What is the Commission's suggested wording?
For products from West Bank or the Golan Heights that originate from settlements, the expression "Israeli settlement" or equivalent needs to be added, in brackets, for example. So, "product from the Golan Heights (Israeli settlement)" or "product from West Bank (Israeli settlement)" could be used.
Products from the West Bank not originating from settlements could be labelled "product from Palestine" or "product from West Bank (Palestinian product)".
Source: European Commission factsheet
Since 2009, the UK has implemented voluntary guidelines for labelling, which distinguishes West Bank produce made in Israeli settlements from Palestinian West Bank produce. Similar guidelines have been put in place by Denmark and Belgium.

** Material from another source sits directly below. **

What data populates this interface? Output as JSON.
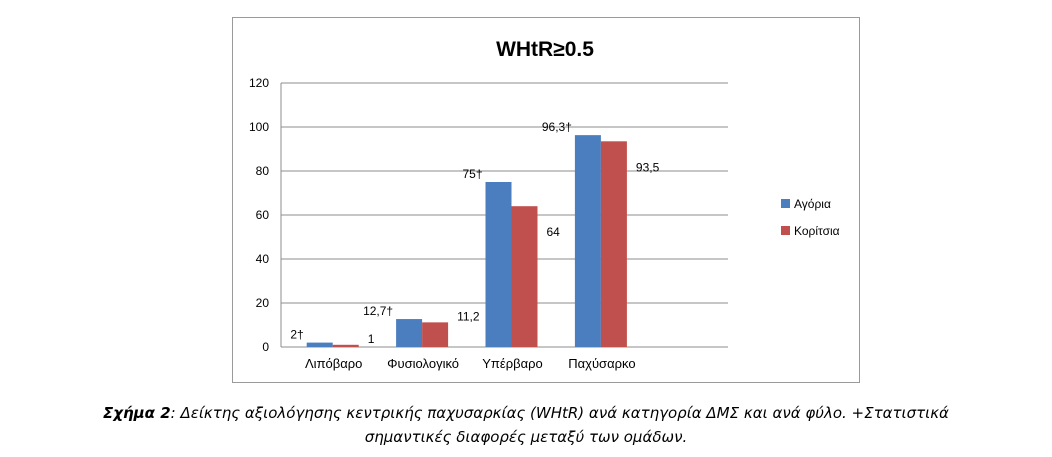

An EU source told the BBC that the labels would have to include the word "settlement", as under EU consumer law it would be misleading to simply mark them as products from Israel or from the Palestinian territories.
The source said this was not a new obligation or a political decision, but designed to clarify member states' obligations to ensure consumers are fully informed.
The EU, the source added, does not view the occupied territories as legally part of Israel, so products from there cannot be labelled as from Israel or benefit from preferential trade agreements.
Since 2004, produce from settlements have not benefited from trade preferences, and EU law already requires the places of origin of fruits, vegetables and honey to be labelled.
Israel's economy ministry estimates that the impact of Wednesday's decision will be about $50m (€47m; £33m) a year, according to Reuters.
EU imports from Israel were worth around €13bn ($14bn; £9bn) in 2014.
"We regret that the EU has chosen, for political reasons, to take such an exceptional and discriminatory step, inspired by the boycott movement, particularly at this time, when Israel is confronting a wave of terrorism targeting any and all of its citizens," Israel's foreign ministry said, referring to a recent wave of stabbings of Israelis by Palestinians.
"It is puzzling and even irritating that the EU chooses to apply a double standard concerning Israel, while ignoring that there are over 200 other territorial disputes worldwide."
The EU says Israel's occupation means the situation in the Palestinian territories is considered not comparable to other territories like Cyprus or Western Sahara.
The Israeli foreign ministry also said product labelling would not advance the peace process, but "strengthen the radical elements advocating a boycott against Israel and denying Israel's right to exist".
"It may also have implications for Israel-EU relations," it warned.
Correction 14 December 2015: This story has been amended after an earlier version implied the new EU guidelines defined the occupied land as "Palestinian and Syrian".